La Cumbre de la Celac en Cuba
“EL UNICO CAMINO ES GENERAR VALOR AGREGADO”
Por Victoria Ginzberg
Cristina Kirchner convocó a llevar al terreno económico la integración política y resaltó que para reducir la desigualdad se debe generar trabajo. “Si no agregamos valor a nuestros productos primarios, vamos hacia una segunda dependencia, más profunda y estructural”, aseguró.
EN SU DISCURSO EN LA CELAC, CFK PIDIO QUE LA REGION CONFORME UN BLOQUE SOLIDO EN LO POLITICO Y LO ECONOMICO
“La integración debe ser política de Estado”
La Presidenta enfatizó la necesidad de agregar valor a los productos primarios para combatir la pobreza y la desigualdad. También planteó que “la desmilitarización del Atlántico Sur” y que “la región sea zona de paz son condiciones para el desarrollo”.
Por Victoria Ginzberg
Desde La Habana
“Necesitamos que los plátanos o granos no salgan del país en cajones. Tenemos que industrializar la ruralidad”, dijo CFK.Imagen: Presidencia
El tema de la II Cumbre de la Comunidad de Estados Latinoamericanos y Caribeños (Celac) es la lucha contra el hambre, la pobreza y la desigualdad. El discurso de la presidenta Cristina Fernández de Kirchner hizo hincapié en un concepto que permitiría combatir estas tres cosas: generar valor agregado a los productos primarios. “Si no, vamos a estar construyendo una segunda dependencia, no geográfica, una dependencia más profunda y estructural, como es la tecnológica”, dijo ante los representantes de los 32 países que integran el organismo. También señaló la importancia de que el encuentro regional se hiciera en Cuba (hasta mencionó al Che Guevara, que “ya no es argentino, ni cubano, es universal”) y habló de las deudas externas y de la necesidad de que el bloque no sea sólo político sino también económico. Anoche CFK emprendía su regreso al país.
Los temas centrales de la exposición de la Presidenta fueron la integración regional, el desarrollo económico, la desigualdad y la necesidad de que la región sea declarada zona de paz, lo que implica la desmilitarización del territorio. Este último punto estaba referido específicamente a las islas Malvinas. “La desmilitarización del Atlántico Sur y que la región sea zona de paz son la condición para el desarrollo y la integración que toda la región”, dijo.

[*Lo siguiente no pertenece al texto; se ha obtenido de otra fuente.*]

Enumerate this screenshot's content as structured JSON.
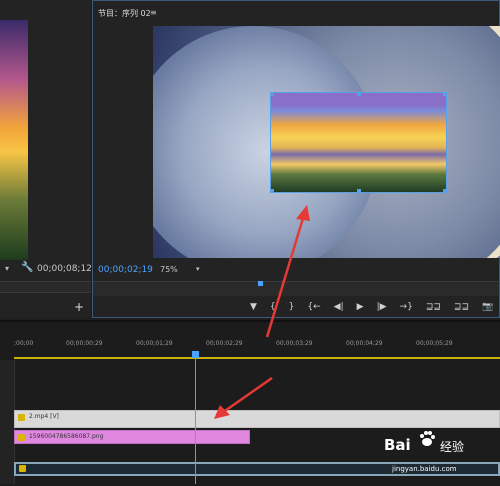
{
  "source_monitor": {
    "dropdown_icon": "chevron-down-icon",
    "wrench_icon": "wrench-icon",
    "timecode": "00;00;08;12",
    "add_label": "+"
  },
  "program_monitor": {
    "tab_label": "节目：序列 02",
    "menu_label": "≡",
    "timecode": "00;00;02;19",
    "zoom": "75%",
    "transport": [
      "▼",
      "{",
      "}",
      "{←",
      "◀|",
      "▶",
      "|▶",
      "→}",
      "⊒⊒",
      "⊒⊒",
      "📷"
    ]
  },
  "timeline": {
    "ruler_ticks": [
      ";00;00",
      "00;00;00;29",
      "00;00;01;29",
      "00;00;02;29",
      "00;00;03;29",
      "00;00;04;29",
      "00;00;05;29"
    ],
    "clips": {
      "video": "2.mp4 [V]",
      "image": "1596004786586087.png"
    }
  },
  "colors": {
    "accent": "#4aa3ff",
    "ruler_line": "#c9b200",
    "image_clip": "#e088e0",
    "arrow": "#e53935"
  },
  "watermark": {
    "brand": "Bai",
    "text": "经验",
    "url": "jingyan.baidu.com"
  }
}
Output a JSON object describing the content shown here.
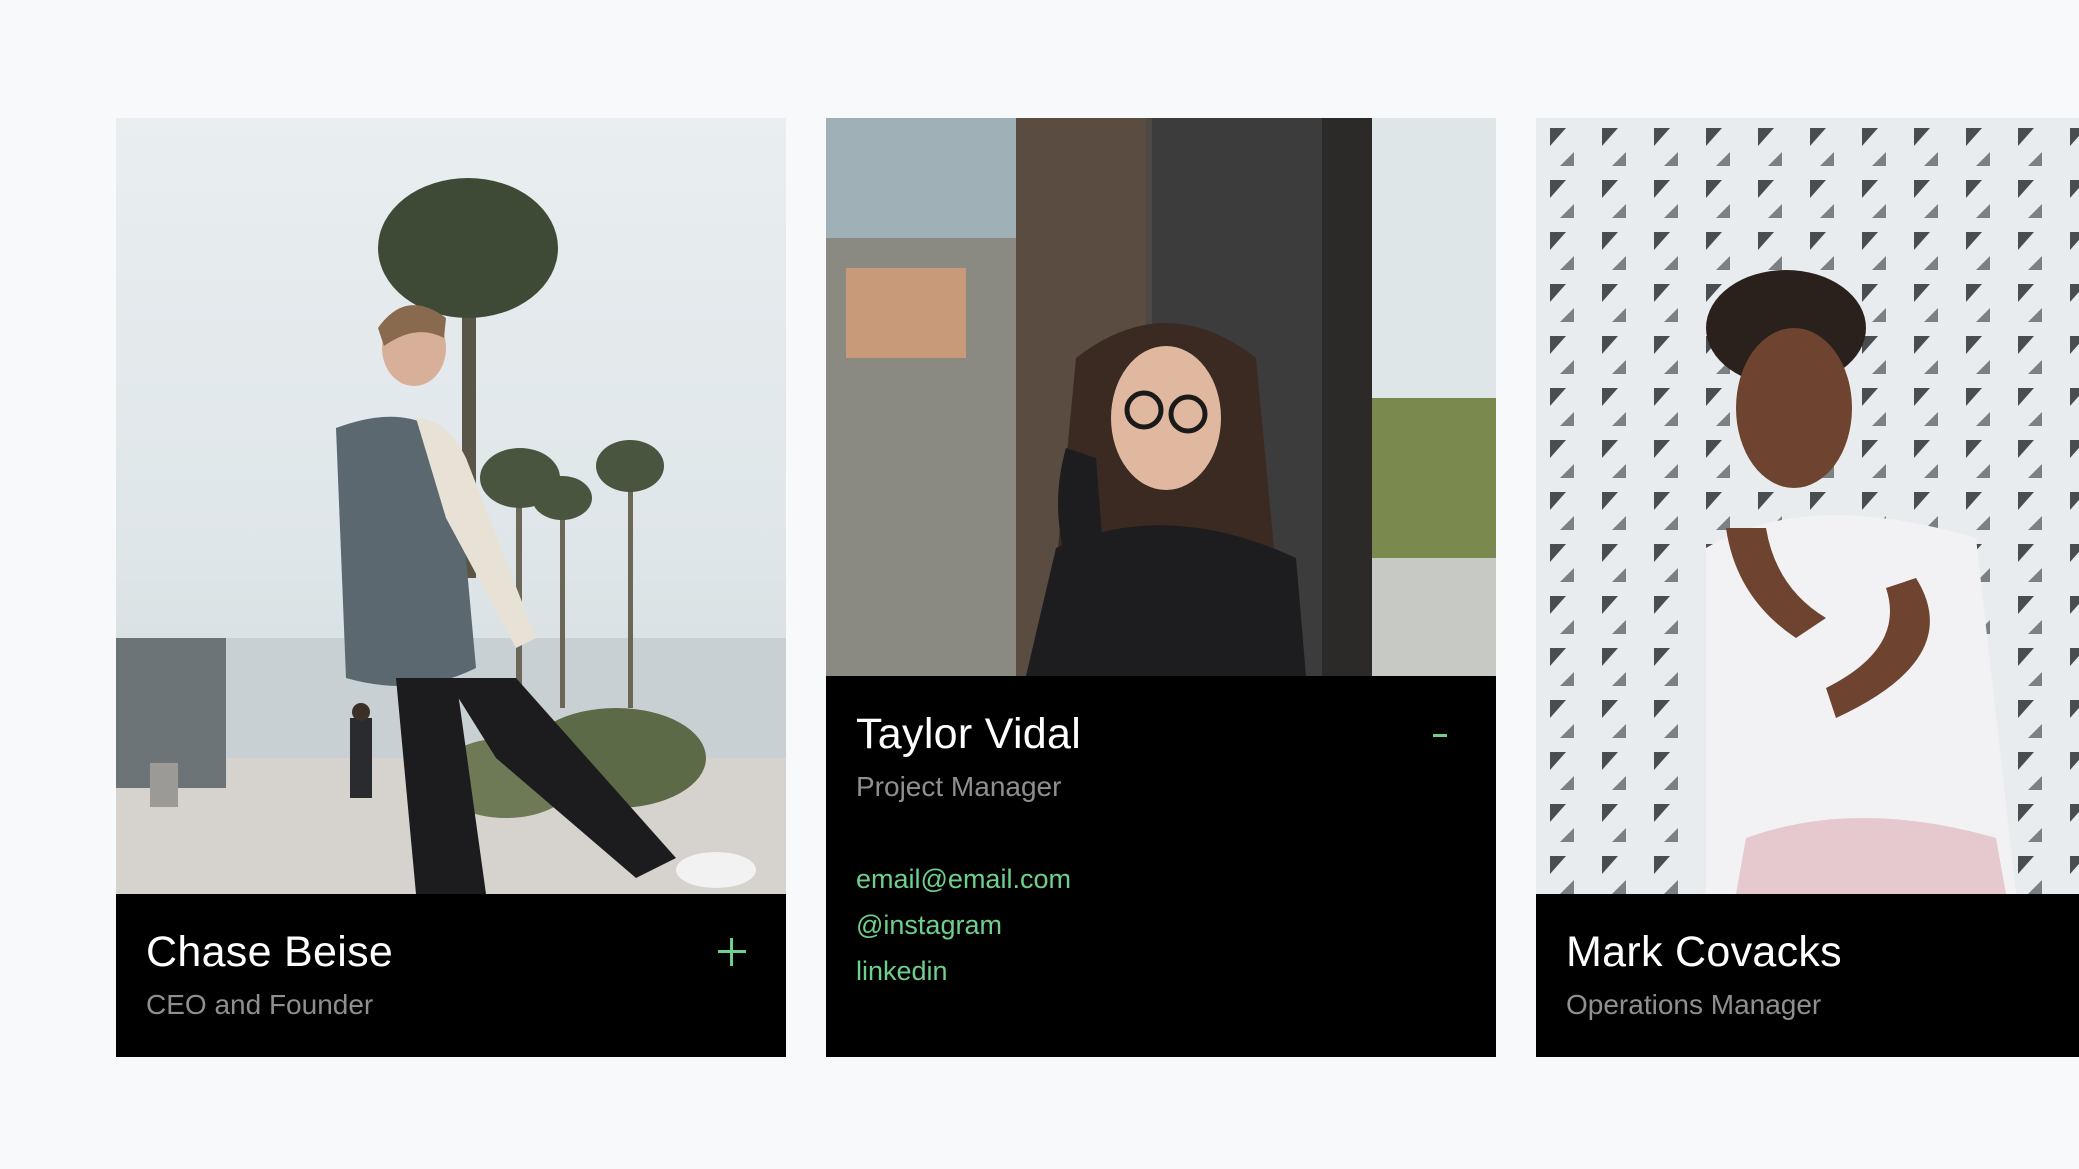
{
  "team": {
    "members": [
      {
        "name": "Chase Beise",
        "role": "CEO and Founder",
        "toggle_icon": "plus-icon",
        "expanded": false
      },
      {
        "name": "Taylor Vidal",
        "role": "Project Manager",
        "toggle_icon": "minus-icon",
        "expanded": true,
        "links": {
          "email": "email@email.com",
          "instagram": "@instagram",
          "linkedin": "linkedin"
        }
      },
      {
        "name": "Mark Covacks",
        "role": "Operations Manager",
        "toggle_icon": "plus-icon",
        "expanded": false
      }
    ]
  },
  "colors": {
    "page_background": "#f8f9fa",
    "card_background": "#000000",
    "accent": "#6fd08c",
    "name_text": "#ffffff",
    "role_text": "#8f8f8f"
  }
}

“Mi país sabe lo que las restricciones de la deuda significan para el crecimiento. Hemos sido el país que más se ha desendeudado en el mundo y lo hicimos sin acudir al mercado de capitales, no porque no quisiéramos, sino por el default del 2001”, contó Cristina Fernández para introducir el hecho de que una clave en la lucha contra la desigualdad “es identificar cuál va a ser la relación de la Celac con otros bloques regionales”. El tema de la deuda y específicamente de la reestructuración sería, según lo acordado por los cancilleres, parte del documento final que se dará a conocer hoy, en el cierre de la cumbre.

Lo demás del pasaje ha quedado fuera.